Discovery of skeletal and non-skeletal phenotypic characteristics in the UK population using genetic variants identified from musculoskeletal cases in the 100,000 (100K) Genomes Project.

Principal Investigator: Dr Alistair Pagnamenta
Approved Research ID: 56533
Approval date: January 15th 2020

Lay summary

This application is part of a larger project to find the disease-causing genes in patients with rare bone diseases. There are almost 500 types of rare inherited bone disorders. These disorders are caused by changes in genes that stop bones growing normally. For a third of rare bone diseases, we do not know which gene is involved. The NHS 100K Genomes Project has been set up study the genes of patients with rare diseases ,to help provide a diagnosis for these families. Once the gene causing the disease is found, researchers can use this new knowledge to develop better tests and treatments for the rare disease but also for patients with commoner bone conditions such as osteoporosis and osteoarthritis, a major public health benefit. Already, two treatments for osteoporosis, which affects 3.5 million people in the UK, were found through studying a rare bone disease that affects fewer 1:100,000 people. In the 100K Genomes project, we usually find differences in many genes that could be causing the patient's rare bone disease. Researchers then have to look for additional clues to help select the most likely gene(s) to take forward into more complex experiments.
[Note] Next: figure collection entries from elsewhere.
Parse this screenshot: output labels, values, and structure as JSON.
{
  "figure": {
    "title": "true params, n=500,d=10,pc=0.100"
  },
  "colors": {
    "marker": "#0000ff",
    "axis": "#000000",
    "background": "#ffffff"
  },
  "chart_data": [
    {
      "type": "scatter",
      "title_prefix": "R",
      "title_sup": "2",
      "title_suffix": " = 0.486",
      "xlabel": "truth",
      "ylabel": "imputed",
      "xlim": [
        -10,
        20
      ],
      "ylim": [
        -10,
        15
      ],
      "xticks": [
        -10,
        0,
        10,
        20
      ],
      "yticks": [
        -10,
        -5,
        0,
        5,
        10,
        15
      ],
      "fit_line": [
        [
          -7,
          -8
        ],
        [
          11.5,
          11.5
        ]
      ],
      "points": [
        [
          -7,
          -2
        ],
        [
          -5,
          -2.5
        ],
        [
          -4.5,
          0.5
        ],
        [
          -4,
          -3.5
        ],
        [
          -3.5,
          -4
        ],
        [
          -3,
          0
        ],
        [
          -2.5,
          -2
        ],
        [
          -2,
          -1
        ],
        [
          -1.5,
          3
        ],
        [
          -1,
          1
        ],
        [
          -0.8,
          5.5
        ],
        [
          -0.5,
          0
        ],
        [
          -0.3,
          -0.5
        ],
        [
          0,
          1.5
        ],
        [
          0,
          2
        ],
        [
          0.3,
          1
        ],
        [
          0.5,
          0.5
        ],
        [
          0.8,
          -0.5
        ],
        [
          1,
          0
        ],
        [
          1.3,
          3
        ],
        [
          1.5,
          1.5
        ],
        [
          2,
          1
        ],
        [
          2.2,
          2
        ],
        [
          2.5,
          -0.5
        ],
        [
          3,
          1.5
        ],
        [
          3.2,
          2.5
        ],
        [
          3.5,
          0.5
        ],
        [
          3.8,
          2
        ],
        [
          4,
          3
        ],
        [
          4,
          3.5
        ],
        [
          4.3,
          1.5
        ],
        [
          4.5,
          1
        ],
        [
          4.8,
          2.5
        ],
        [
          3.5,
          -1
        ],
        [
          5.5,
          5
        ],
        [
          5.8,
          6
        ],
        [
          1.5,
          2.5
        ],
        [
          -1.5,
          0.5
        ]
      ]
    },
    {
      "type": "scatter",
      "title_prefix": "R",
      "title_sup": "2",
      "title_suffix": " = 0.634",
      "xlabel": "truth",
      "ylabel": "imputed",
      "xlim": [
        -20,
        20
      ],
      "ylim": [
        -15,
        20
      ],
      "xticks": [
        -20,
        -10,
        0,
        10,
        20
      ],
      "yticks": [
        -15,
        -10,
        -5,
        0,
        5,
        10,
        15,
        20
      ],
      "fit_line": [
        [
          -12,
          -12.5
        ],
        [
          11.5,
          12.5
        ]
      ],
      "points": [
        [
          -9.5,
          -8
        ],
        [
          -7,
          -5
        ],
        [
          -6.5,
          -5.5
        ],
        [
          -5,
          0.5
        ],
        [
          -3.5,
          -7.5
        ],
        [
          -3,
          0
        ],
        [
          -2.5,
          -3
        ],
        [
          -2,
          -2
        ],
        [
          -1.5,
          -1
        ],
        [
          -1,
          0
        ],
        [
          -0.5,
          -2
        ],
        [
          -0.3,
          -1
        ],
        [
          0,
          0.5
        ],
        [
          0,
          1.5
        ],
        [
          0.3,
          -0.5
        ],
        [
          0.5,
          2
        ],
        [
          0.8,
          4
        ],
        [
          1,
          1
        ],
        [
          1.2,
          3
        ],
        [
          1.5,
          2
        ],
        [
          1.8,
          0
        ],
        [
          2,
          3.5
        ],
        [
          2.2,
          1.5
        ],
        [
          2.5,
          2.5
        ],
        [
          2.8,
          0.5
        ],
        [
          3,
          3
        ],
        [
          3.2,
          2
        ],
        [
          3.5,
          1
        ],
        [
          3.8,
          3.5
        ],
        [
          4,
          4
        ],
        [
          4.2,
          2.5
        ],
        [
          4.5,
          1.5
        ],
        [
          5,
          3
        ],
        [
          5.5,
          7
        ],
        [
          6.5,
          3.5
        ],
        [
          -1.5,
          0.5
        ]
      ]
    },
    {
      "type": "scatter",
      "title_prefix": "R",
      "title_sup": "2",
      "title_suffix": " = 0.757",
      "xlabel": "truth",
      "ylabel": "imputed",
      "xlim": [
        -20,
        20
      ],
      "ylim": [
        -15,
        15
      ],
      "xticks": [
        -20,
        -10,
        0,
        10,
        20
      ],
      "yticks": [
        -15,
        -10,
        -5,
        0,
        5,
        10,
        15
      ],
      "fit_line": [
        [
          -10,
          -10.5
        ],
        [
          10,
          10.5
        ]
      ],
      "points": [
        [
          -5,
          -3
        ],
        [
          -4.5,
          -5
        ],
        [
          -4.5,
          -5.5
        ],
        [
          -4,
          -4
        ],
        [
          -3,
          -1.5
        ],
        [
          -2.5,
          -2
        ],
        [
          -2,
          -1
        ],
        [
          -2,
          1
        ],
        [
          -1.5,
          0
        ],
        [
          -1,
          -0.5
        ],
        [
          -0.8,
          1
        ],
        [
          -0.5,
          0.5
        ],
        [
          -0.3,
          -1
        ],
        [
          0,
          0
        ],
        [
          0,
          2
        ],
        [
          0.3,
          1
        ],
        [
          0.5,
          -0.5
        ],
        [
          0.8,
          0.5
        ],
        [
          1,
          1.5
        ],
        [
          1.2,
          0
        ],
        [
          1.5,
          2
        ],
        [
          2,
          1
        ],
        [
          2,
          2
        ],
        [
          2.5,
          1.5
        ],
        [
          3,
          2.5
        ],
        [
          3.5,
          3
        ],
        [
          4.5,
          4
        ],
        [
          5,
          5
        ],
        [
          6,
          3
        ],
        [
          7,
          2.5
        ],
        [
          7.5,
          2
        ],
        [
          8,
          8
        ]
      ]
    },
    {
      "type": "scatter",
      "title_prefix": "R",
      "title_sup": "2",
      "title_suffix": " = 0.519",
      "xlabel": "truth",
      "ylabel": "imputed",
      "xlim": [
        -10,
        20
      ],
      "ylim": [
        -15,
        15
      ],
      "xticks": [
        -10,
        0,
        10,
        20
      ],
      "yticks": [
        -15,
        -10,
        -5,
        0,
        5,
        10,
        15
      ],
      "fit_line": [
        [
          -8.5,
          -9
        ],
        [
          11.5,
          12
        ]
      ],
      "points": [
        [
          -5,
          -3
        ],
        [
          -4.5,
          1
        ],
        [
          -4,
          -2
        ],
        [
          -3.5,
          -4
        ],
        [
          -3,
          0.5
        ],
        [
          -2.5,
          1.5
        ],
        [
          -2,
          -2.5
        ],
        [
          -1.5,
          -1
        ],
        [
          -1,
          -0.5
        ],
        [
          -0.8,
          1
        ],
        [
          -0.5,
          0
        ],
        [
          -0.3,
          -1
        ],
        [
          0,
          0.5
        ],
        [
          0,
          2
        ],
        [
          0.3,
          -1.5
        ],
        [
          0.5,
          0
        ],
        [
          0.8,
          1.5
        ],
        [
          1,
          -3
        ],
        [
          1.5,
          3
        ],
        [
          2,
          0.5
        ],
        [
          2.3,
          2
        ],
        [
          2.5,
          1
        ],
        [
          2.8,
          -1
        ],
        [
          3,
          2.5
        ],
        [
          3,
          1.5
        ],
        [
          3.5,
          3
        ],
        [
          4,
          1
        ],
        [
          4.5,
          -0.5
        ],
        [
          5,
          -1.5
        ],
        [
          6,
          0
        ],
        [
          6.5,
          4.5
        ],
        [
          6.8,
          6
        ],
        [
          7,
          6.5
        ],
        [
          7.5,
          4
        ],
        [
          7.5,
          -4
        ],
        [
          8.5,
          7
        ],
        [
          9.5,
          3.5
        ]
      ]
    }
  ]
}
While big changes to the gene often cause major problems for patients, smaller changes in genes can cause smaller differences in otherwise healthy patients. The aim of this application is to take the list of genes found in the 100K project for people with rare bone diseases and see if in UK Biobank, small differences in these genes are linked to differences in other bone characteristics such as height, frequency of fractures, dental history, bone density or with effects on other body systems such as hearing. This project will run for five years.